What a grotesque thought!
Now, are they a different "species" because they don't want to mate?
The criterion is whether, without help, they mate or not. The reason doesn't really matter; if they don't, the two gene pools are separate.
EG, ligars ond tigons have never, AFAIK, been found in the wild. But there are places (India, other parts of Asia) where their habitats overlap, so there is no physical barrier like an ocean preventing mating.

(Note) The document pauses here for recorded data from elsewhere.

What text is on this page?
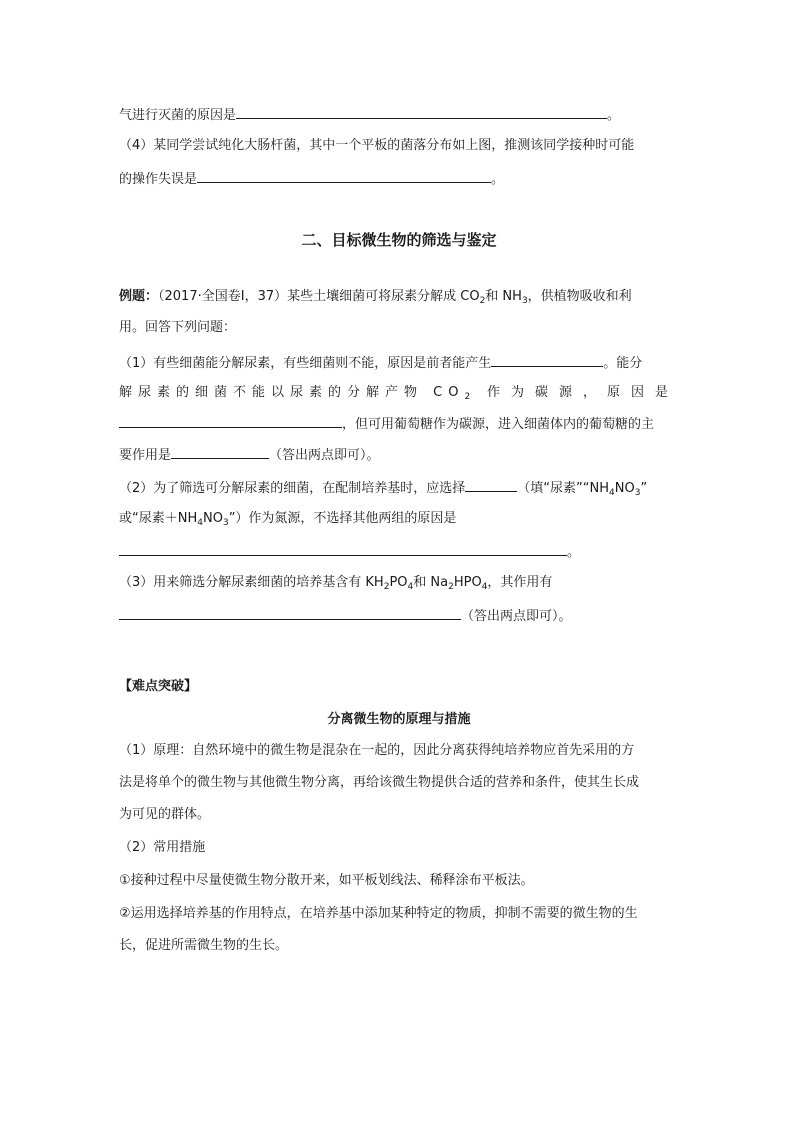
气进行灭菌的原因是	。
（4）某同学尝试纯化大肠杆菌，其中一个平板的菌落分布如上图，推测该同学接种时可能
的操作失误是	。
二、目标微生物的筛选与鉴定
例题：（2017·全国卷Ⅰ，37）某些土壤细菌可将尿素分解成 $CO_2$和 $NH_3$，供植物吸收和利
用。回答下列问题：
（1）有些细菌能分解尿素，有些细菌则不能，原因是前者能产生	。能分
解尿素的细菌不能以尿素的分解产物 $CO_2$ 作为碳源，原因是
，但可用葡萄糖作为碳源，进入细菌体内的葡萄糖的主
要作用是	（答出两点即可）。
（2）为了筛选可分解尿素的细菌，在配制培养基时，应选择	（填“尿素$”“NH_4NO_3$”
或“尿素$+NH_4NO_3$”）作为氮源，不选择其他两组的原因是
。
（3）用来筛选分解尿素细菌的培养基含有 $KH_2PO_4$和 $Na_2HPO_4$，其作用有
（答出两点即可）。
【难点突破】
分离微生物的原理与措施
（1）原理：自然环境中的微生物是混杂在一起的，因此分离获得纯培养物应首先采用的方
法是将单个的微生物与其他微生物分离，再给该微生物提供合适的营养和条件，使其生长成
为可见的群体。
（2）常用措施
①接种过程中尽量使微生物分散开来，如平板划线法、稀释涂布平板法。
②运用选择培养基的作用特点，在培养基中添加某种特定的物质，抑制不需要的微生物的生
长，促进所需微生物的生长。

Therefore, lions and tigers are different species
Ditto for horses, asses, zebras, etc.
There are species of birds that are interfertile (like lions and tigers), but never interbreed because of differences in their songs or other courtship behavior. Since the gene pools are separated, they count as different species.
Getting late ..
When you put flies in a jar and in 400 generations you have a jar full of mosquitoes, then you might have a point about the possibility of macro evolution taking place. Right now I don't think you have any evidence of macro evolution being observed. If anything the last century or two has shown that what we have observed is nothing more than macro extinction. Hence we have almost as many species on the endangered species list as we even knew we had 100 years ago. The trend is not that developed species evolve, but that they become extinct and are not, in fact, being replaced with new species.
The observation of survival of the fittest does not produce new species of highly developed animals every year as Darwinism would have predicted, but produces fewer and fewer species each year.